Using the data profiling tools

The data profiling tools provide new and intuitive ways to clean, transform, and understand data in Power Query Editor. They include:

  • Column quality

  • Column distribution

  • Column profile

To enable the data profiling tools, go to the View tab on the ribbon. In Power Query Desktop, enable the options you want in the Data preview group, as shown in the following image.

Screenshot of the Data profiling tools selected under the Power Query View tab.

In Power Query Online, select Data view, then enable the options you want in the drop-down list.

Screenshot of the data profiling tools selected under Data view in the View tab.

After you enable the options, you'll see something like the following image in Power Query Editor.

Screenshot of the data profiling tools after they're set up.

Note

By default, Power Query performs this data profiling over the first 1,000 rows of your data. To have it operate over the entire data set, select the Column profiling based on top 1000 rows message in the lower-left corner of your editor window to change column profiling to Column profiling based on entire data set.

Column quality

The column quality feature labels values in rows in five categories:

  • Valid, shown in green.

  • Error, shown in red.

  • Empty, shown in dark grey.

  • Unknown, shown in dashed green. Indicates when there are errors in a column, the quality of the remaining data is unknown.

  • Unexpected error, shown in dashed red.

These indicators are displayed directly underneath the name of the column as part of a small bar chart, as shown in the following image.

Screenshot of the enhanced view of the bar chart with data quality indicators and labels above each column in the table.

The number of records in each column quality category is also displayed as a percentage.

By hovering over any of the columns, you're presented with the numerical distribution of the quality of values throughout the column. Additionally, selecting the ellipsis button (...) opens some quick action buttons for operations on the values.

Screenshot of the distribution of names column with 701 names valid (100 percent), zero errors and zero empty, with quick action commands displayed.

Column distribution

This feature provides a set of visuals underneath the names of the columns that showcase the frequency and distribution of the values in each of the columns. The data in these visualizations is sorted in descending order from the value with the highest frequency.

Screenshot of the data profiling tools with the upper column distribution emphasized.

By hovering over the distribution data in any of the columns, you get information about the overall data in the column (with distinct count and unique values).

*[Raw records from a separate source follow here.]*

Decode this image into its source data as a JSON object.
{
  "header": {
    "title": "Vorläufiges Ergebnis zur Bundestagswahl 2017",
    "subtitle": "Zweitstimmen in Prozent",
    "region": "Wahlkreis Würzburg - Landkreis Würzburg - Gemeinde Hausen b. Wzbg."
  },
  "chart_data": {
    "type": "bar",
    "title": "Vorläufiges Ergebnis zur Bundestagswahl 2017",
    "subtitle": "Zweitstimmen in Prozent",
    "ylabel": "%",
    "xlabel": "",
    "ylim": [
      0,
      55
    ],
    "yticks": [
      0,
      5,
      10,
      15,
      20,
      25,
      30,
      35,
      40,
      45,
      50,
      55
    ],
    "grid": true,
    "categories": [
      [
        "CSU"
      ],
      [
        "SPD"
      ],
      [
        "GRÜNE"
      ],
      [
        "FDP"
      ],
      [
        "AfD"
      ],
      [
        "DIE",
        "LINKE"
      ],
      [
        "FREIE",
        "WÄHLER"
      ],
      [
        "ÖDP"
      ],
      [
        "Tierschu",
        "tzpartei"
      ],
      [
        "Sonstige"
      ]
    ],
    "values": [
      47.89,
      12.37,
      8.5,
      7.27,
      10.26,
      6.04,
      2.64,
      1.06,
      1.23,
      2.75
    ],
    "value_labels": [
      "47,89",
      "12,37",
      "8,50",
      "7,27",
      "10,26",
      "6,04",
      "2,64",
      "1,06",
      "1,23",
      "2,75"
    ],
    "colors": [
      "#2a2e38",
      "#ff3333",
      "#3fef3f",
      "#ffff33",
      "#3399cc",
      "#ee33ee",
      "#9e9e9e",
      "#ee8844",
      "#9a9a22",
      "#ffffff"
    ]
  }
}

Distinct refers to the overall number of different values in each column. Unique refers to values that only have a single instance in the column. You can also select the ellipsis button and choose from a menu of available operations.

Screenshot of the data profiling tools with the column distributions options emphasized.

Column profile

This feature provides a more in-depth look at the data in a column. Apart from the column distribution chart, it contains a column statistics chart. This information is displayed underneath the data preview section, as shown in the following image.

Screenshot of the data profiling tool with the column profile emphasized.

Filter by value

You can interact with the value distribution chart on the right side and select any of the bars by hovering over the parts of the chart.

Screenshot demonstrating how to hover over the bar in value distribution bar chart, which shows individual data for that bar.

Right-click to display a set of available transformations for that value.

Screenshot demonstrating how to display the shortcut menu with available transformations for a single bar in the value distribution bar chart.

Copy data

In the upper-right corner of both the column statistics and value distribution sections, you can select the ellipsis button (...) to display a Copy shortcut menu. Select it to copy the data displayed in either section to the clipboard.

Screenshot of the copy shortcut menu in the column statistics column.

Group by value

When you select the ellipsis button (...) in the upper-right corner of the value distribution chart, in addition to Copy you can select Group by. This feature groups the values in your chart by a set of available options.

Screenshot of the copy and group by shortcut menu in the value distribution column.

The following image shows a column of product names that are grouped by text length. After the values are grouped in the chart, you can interact with individual values in the chart as described in Filter by value.

Screenshot of the new bar chart showing the distribution of the text length of store names in the table's Names column.